Ela se sentou no sofá ao seu lado, e Hotaru fez o mesmo.
- Bom, não tem mais música hoje. A não ser que você saiba como burlar os circuitos lógicos do computador...
- Eu até sei – ela sorriu – mas não vale a pena. Ainda podemos ouvir nossos gostos nos nossos quartos. Mas não estou a fim de dormir ainda pois é muito cedo. E não quero ver holovisão não.
- E o que fazemos? Jogamos xadrez?
- Até que é uma boa... mas podemos deixar isso para depois. Me diz uma coisa... já comprou o presente?
- Presente? De quem?
- Da Joynah! – ela estava surpresa – o aniversário dela foi ontem, e vai ser comemorado neste sábado. Com certeza vai ser uma festa muito, mas muito gostosa.
- Pior que não comprei nada – ficou receosa por ter esquecido aquilo – vou ver se acho algo no shopping amanhã.
- Que tal procurar hoje?
- Não senhora! Você está de castigo e não vai sair. E não pense que vou deixar você aqui sozinha, Nami-chan.
- Não confia em mim? – sorriu de forma sapeca – e pare com isso de Nami-chan!
- Claro que não! Já vi muito de você e das outras nestas duas semanas para saber como vocês ficaram.

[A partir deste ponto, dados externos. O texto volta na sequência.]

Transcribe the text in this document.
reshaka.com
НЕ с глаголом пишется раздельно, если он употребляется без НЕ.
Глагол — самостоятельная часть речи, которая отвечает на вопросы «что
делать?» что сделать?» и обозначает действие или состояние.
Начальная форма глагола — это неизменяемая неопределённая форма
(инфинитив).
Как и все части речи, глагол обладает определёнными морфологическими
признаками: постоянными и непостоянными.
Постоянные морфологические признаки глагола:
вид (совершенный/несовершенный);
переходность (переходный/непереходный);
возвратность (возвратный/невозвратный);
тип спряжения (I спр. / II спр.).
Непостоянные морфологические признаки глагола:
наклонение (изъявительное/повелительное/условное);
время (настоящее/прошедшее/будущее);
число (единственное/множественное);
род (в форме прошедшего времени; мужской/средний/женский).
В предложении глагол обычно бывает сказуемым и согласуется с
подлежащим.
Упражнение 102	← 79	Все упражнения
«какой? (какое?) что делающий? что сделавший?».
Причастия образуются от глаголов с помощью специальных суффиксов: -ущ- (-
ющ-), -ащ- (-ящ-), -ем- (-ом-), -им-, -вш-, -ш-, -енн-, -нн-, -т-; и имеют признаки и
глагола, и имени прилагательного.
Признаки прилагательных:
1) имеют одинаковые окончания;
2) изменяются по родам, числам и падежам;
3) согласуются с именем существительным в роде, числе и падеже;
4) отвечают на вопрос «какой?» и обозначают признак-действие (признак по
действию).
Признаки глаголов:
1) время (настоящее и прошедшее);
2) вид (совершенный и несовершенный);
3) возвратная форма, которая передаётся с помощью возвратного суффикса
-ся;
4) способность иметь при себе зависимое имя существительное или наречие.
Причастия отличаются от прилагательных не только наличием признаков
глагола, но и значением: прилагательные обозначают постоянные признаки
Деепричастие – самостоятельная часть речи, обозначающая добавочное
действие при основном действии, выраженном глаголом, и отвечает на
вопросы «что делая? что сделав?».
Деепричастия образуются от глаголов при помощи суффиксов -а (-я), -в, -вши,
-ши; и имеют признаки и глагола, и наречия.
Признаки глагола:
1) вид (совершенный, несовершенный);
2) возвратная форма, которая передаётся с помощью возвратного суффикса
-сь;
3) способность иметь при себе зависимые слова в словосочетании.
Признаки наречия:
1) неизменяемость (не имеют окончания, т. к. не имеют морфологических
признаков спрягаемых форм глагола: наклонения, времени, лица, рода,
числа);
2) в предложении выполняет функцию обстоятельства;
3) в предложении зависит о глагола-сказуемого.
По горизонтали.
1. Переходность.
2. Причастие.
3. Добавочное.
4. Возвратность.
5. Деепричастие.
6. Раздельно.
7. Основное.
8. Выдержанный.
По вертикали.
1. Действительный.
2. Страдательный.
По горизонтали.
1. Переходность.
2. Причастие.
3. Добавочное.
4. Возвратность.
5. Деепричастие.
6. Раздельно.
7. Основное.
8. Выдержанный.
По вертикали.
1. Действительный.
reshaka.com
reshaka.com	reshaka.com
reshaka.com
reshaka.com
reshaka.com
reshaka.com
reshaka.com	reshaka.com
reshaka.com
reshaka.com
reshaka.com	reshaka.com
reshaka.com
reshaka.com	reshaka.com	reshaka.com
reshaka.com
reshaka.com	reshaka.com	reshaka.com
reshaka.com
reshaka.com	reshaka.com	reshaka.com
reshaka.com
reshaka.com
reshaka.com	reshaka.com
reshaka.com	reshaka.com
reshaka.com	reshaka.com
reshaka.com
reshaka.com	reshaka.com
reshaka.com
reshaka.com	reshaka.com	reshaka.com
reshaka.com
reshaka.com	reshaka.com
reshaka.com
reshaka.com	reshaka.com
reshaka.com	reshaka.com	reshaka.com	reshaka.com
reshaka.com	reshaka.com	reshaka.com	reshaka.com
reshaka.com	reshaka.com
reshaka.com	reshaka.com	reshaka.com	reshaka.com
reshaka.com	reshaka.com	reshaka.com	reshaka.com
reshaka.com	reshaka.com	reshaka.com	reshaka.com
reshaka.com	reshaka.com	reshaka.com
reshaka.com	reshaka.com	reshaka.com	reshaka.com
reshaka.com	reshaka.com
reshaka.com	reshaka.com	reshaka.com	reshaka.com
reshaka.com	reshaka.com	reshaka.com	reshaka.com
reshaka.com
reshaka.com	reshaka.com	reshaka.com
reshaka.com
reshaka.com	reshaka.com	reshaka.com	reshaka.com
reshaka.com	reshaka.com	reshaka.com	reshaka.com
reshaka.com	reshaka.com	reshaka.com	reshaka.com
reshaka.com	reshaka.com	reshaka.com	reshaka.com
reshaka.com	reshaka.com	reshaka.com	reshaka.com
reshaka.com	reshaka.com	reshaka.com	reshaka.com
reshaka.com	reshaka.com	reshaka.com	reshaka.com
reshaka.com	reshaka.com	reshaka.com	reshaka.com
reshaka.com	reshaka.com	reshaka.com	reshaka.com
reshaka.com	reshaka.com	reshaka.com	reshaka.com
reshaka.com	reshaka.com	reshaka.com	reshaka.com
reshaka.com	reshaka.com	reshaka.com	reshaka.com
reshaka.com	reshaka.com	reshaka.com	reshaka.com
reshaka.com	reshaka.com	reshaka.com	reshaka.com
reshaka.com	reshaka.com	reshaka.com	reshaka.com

E estou pasma de ver que conseguiram ficar pior que suas mães. E vou te chamar de Nami-chan sim. É o seu nome e devia ter orgulho dele, querida lágrima do oceano.
- Pelo menos não sou um vaga-lume...
- Touchê... mas tenho orgulho de meu nome. É original, tanto quanto o seu.
- Tudo bem... Haru-chan...
Ela sorriu. Fazia tempo que não era chamada assim. O costume de usar sufixos nos nomes foi diminuindo com o tempo. Atualmente só em situações especiais ou de muito respeito eram usados. Neste ponto eles ficaram mesmo americanizados.
- Obrigada... tenho saudades da época em que chamávamos as pessoas de chan, san, sama... kun! Indicava como as considerávamos.
- Eu percebi isso quando voltei ao passado. Não foi fácil se adaptar não...
- Você voltou ao passado? Quando?
- Um pouco antes de você aparecer. Tivemos um acidente e fomos arrastados por uma fenda espaço dimensional gerada pelo cristal de prata do passado e do presente, que estava no passado nas mãos da jovem Serena. Quer dizer da nossa Serena quando era mais jovem. Deve ter sido quando combinaram os poderes de forma assíncrona e...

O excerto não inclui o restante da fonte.